How many Hollywood movies are there in which the word socialist is handed out not as an insult, but as a folksy term of endearment? With songs like “What Do You Want With Money?” (“You got the grass / you got the trees / what do you want with money?”) and the titular “Hallelujah, I’m a Bum!” (“I find great enjoyment / in unemployment”), Lewis Milestone’s underseen pre-Code musical Hallelujah, I'm a Bum! (1933) feels like it was ripped from some parallel universe where the Hollywood studio system was run by Marxist aesthetes instead of capitalist bureaucrats. Set in a New York City reconceived as some bizarro socialist utopia, the film imagines a world where the bums of Central Park spend their days singing about how great it is not to work and are so well-respected that the Mayor (Frank Morgan) counts their leader, Bumper (Al Jolson) among his best friends.
Written with witty paunch by Ben Hecht and S.N. Berhman, with songs by Rodgers and Hart, the script feels like a fantasy imaging of what Bertolt Brecht might create had he been able to happily marry his popular melodramas to the form of the Hollywood musical-comedy. Plot, like work, is mainly taken as unimportant in the organization of the film, giving way to casually delivered jokes and musical numbers showcasing the vibrant society of bums. For the most part, the film focuses on the lazy idlings of Bumper and co. as they spar with the Trotskyite sanitation worker Egghead (Harry Langdon) and conduct debates on such important topics as how to share a bill they found in the trash and whether it’s permissible for one of their number to work. That is until a late-film turn to semi-melodrama, when Bumper falls in love with the Mayor’s lover (Madge Evans) after she develops amnesia.

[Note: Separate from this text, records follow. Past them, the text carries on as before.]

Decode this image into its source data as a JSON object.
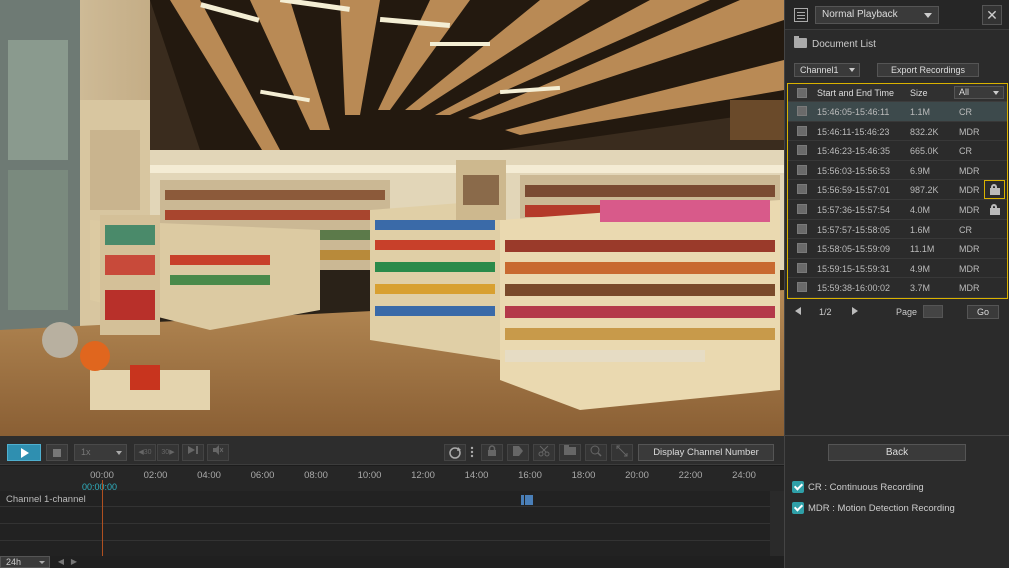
{
  "header": {
    "mode_select": "Normal Playback",
    "close_glyph": "✕",
    "doc_list_title": "Document List"
  },
  "filters": {
    "channel": "Channel1",
    "export_label": "Export Recordings"
  },
  "table": {
    "col_time": "Start and End Time",
    "col_size": "Size",
    "type_filter": "All",
    "rows": [
      {
        "time": "15:46:05-15:46:11",
        "size": "1.1M",
        "type": "CR",
        "locked": false
      },
      {
        "time": "15:46:11-15:46:23",
        "size": "832.2K",
        "type": "MDR",
        "locked": false
      },
      {
        "time": "15:46:23-15:46:35",
        "size": "665.0K",
        "type": "CR",
        "locked": false
      },
      {
        "time": "15:56:03-15:56:53",
        "size": "6.9M",
        "type": "MDR",
        "locked": false
      },
      {
        "time": "15:56:59-15:57:01",
        "size": "987.2K",
        "type": "MDR",
        "locked": true
      },
      {
        "time": "15:57:36-15:57:54",
        "size": "4.0M",
        "type": "MDR",
        "locked": true
      },
      {
        "time": "15:57:57-15:58:05",
        "size": "1.6M",
        "type": "CR",
        "locked": false
      },
      {
        "time": "15:58:05-15:59:09",
        "size": "11.1M",
        "type": "MDR",
        "locked": false
      },
      {
        "time": "15:59:15-15:59:31",
        "size": "4.9M",
        "type": "MDR",
        "locked": false
      },
      {
        "time": "15:59:38-16:00:02",
        "size": "3.7M",
        "type": "MDR",
        "locked": false
      }
    ]
  },
  "pager": {
    "page": "1/2",
    "page_label": "Page",
    "go_label": "Go"
  },
  "back_label": "Back",
  "legend": {
    "cr": "CR : Continuous Recording",
    "mdr": "MDR : Motion Detection Recording"
  },
  "controls": {
    "speed": "1x",
    "rewind_label": "◀30",
    "forward_label": "30▶",
    "display_channel_label": "Display Channel Number"
  },
  "timeline": {
    "ticks": [
      "00:00",
      "02:00",
      "04:00",
      "06:00",
      "08:00",
      "10:00",
      "12:00",
      "14:00",
      "16:00",
      "18:00",
      "20:00",
      "22:00",
      "24:00"
    ],
    "current_time": "00:00:00",
    "channel_label": "Channel 1-channel",
    "zoom": "24h"
  },
  "colors": {
    "accent": "#2f8fb0",
    "highlight_border": "#d9b200",
    "cursor": "#b05020",
    "record_segment": "#4a7fb8"
  }
}
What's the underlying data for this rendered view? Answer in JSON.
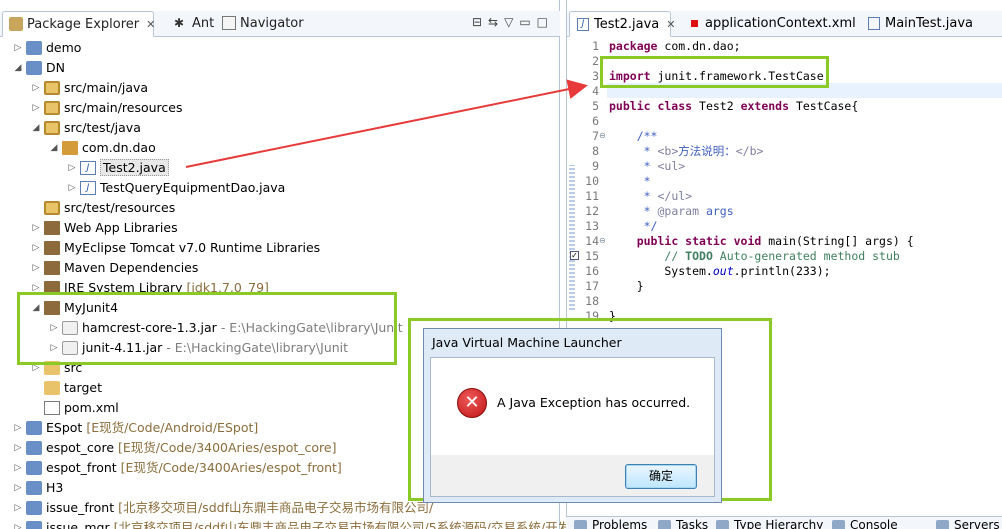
{
  "left": {
    "tabs": [
      {
        "label": "Package Explorer"
      },
      {
        "label": "Ant"
      },
      {
        "label": "Navigator"
      }
    ],
    "tree": [
      {
        "label": "demo",
        "icon": "project-icon",
        "twisty": "▷"
      },
      {
        "label": "DN",
        "icon": "project-icon",
        "twisty": "◢"
      },
      {
        "label": "src/main/java",
        "icon": "source-folder-icon",
        "twisty": "▷"
      },
      {
        "label": "src/main/resources",
        "icon": "source-folder-icon",
        "twisty": "▷"
      },
      {
        "label": "src/test/java",
        "icon": "source-folder-icon",
        "twisty": "◢"
      },
      {
        "label": "com.dn.dao",
        "icon": "package-icon",
        "twisty": "◢"
      },
      {
        "label": "Test2.java",
        "icon": "java-file-icon",
        "twisty": "▷"
      },
      {
        "label": "TestQueryEquipmentDao.java",
        "icon": "java-file-icon",
        "twisty": "▷"
      },
      {
        "label": "src/test/resources",
        "icon": "source-folder-icon",
        "twisty": ""
      },
      {
        "label": "Web App Libraries",
        "icon": "library-icon",
        "twisty": "▷"
      },
      {
        "label": "MyEclipse Tomcat v7.0 Runtime Libraries",
        "icon": "library-icon",
        "twisty": "▷"
      },
      {
        "label": "Maven Dependencies",
        "icon": "library-icon",
        "twisty": "▷"
      },
      {
        "label": "JRE System Library",
        "decoration": "[jdk1.7.0_79]",
        "icon": "library-icon",
        "twisty": "▷"
      },
      {
        "label": "MyJunit4",
        "icon": "library-icon",
        "twisty": "◢"
      },
      {
        "label": "hamcrest-core-1.3.jar",
        "decoration": "- E:\\HackingGate\\library\\Junit",
        "icon": "jar-icon",
        "twisty": "▷"
      },
      {
        "label": "junit-4.11.jar",
        "decoration": "- E:\\HackingGate\\library\\Junit",
        "icon": "jar-icon",
        "twisty": "▷"
      },
      {
        "label": "src",
        "icon": "folder-icon",
        "twisty": "▷"
      },
      {
        "label": "target",
        "icon": "folder-icon",
        "twisty": ""
      },
      {
        "label": "pom.xml",
        "icon": "xml-file-icon",
        "twisty": ""
      },
      {
        "label": "ESpot",
        "decoration": "[E现货/Code/Android/ESpot]",
        "icon": "project-icon",
        "twisty": "▷"
      },
      {
        "label": "espot_core",
        "decoration": "[E现货/Code/3400Aries/espot_core]",
        "icon": "project-icon",
        "twisty": "▷"
      },
      {
        "label": "espot_front",
        "decoration": "[E现货/Code/3400Aries/espot_front]",
        "icon": "project-icon",
        "twisty": "▷"
      },
      {
        "label": "H3",
        "icon": "project-icon",
        "twisty": "▷"
      },
      {
        "label": "issue_front",
        "decoration": "[北京移交项目/sddf山东鼎丰商品电子交易市场有限公司/",
        "icon": "project-icon",
        "twisty": "▷"
      },
      {
        "label": "issue_mgr",
        "decoration": "[北京移交项目/sddf山东鼎丰商品电子交易市场有限公司/5系统源码/交易系统/开发环",
        "icon": "project-icon",
        "twisty": "▷"
      }
    ]
  },
  "editor": {
    "tabs": [
      {
        "label": "Test2.java"
      },
      {
        "label": "applicationContext.xml"
      },
      {
        "label": "MainTest.java"
      }
    ],
    "lines": [
      {
        "n": "1",
        "html": "<span class='kw'>package</span> com.dn.dao;"
      },
      {
        "n": "2",
        "html": ""
      },
      {
        "n": "3",
        "html": "<span class='kw'>import</span> junit.framework.TestCase;"
      },
      {
        "n": "4",
        "html": ""
      },
      {
        "n": "5",
        "html": "<span class='kw'>public class</span> Test2 <span class='kw'>extends</span> TestCase{"
      },
      {
        "n": "6",
        "html": ""
      },
      {
        "n": "7",
        "html": "    <span class='jd'>/**</span>"
      },
      {
        "n": "8",
        "html": "<span class='jd'>     * <span class='tag'>&lt;b&gt;</span>方法说明：<span class='tag'>&lt;/b&gt;</span></span>"
      },
      {
        "n": "9",
        "html": "<span class='jd'>     * <span class='tag'>&lt;ul&gt;</span></span>"
      },
      {
        "n": "10",
        "html": "<span class='jd'>     *</span>"
      },
      {
        "n": "11",
        "html": "<span class='jd'>     * <span class='tag'>&lt;/ul&gt;</span></span>"
      },
      {
        "n": "12",
        "html": "<span class='jd'>     * <span class='tag'>@param</span> args</span>"
      },
      {
        "n": "13",
        "html": "<span class='jd'>     */</span>"
      },
      {
        "n": "14",
        "html": "    <span class='kw'>public static void</span> main(String[] args) {"
      },
      {
        "n": "15",
        "html": "        <span class='cm'>// <b>TODO</b> Auto-generated method stub</span>"
      },
      {
        "n": "16",
        "html": "        System.<span class='ital'>out</span>.println(233);"
      },
      {
        "n": "17",
        "html": "    }"
      },
      {
        "n": "18",
        "html": ""
      },
      {
        "n": "19",
        "html": "}"
      }
    ]
  },
  "bottom_tabs": [
    {
      "label": "Problems"
    },
    {
      "label": "Tasks"
    },
    {
      "label": "Type Hierarchy"
    },
    {
      "label": "Console"
    },
    {
      "label": "Servers"
    }
  ],
  "dialog": {
    "title": "Java Virtual Machine Launcher",
    "message": "A Java Exception has occurred.",
    "ok_label": "确定"
  },
  "colors": {
    "highlight_box": "#8ac926",
    "arrow": "#e83a3a",
    "keyword": "#7f0055",
    "comment": "#3f7f5f",
    "javadoc": "#3f5fbf"
  }
}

The film’s vision of an alternative pseudo-socialist reality is focused not just on politics, but aesthetics as well, and Milestone directs the movie with a stylistic verve reminiscent of many of the great experiments of film technology of the late-silent and early-sound eras. This is apparent from an early rendition of “My Country Tis of Thee…”, wherein Milestone ironically deploys a quick-cut Eisenstinian montage of tired and gangly children singing, and then a dolly shot across the lobby of a bank, where the repetitive and asinine chatter gradually diminishes until it turns into a pathetic request for five dollars, reminiscent of René Clair’s factory floor tracking shots in A Nous La Liberte (1931). Yet for all its radicalism, which looks significantly more extreme with the hindsight of having seen the near-century of Hollywood filmmaking that followed, the talents of Jolson, Langdon, Morgan, and Evans are always just as dazzling as the film’s formal and conceptual daring.
Hallelujah, I’m a Bum screens this afternoon, February 5, and on February 13 at the Museum of Modern Art as part of the series “ Dames, Janes, Dolls, and Canaries: Women Stars of the Pre-Code Era.”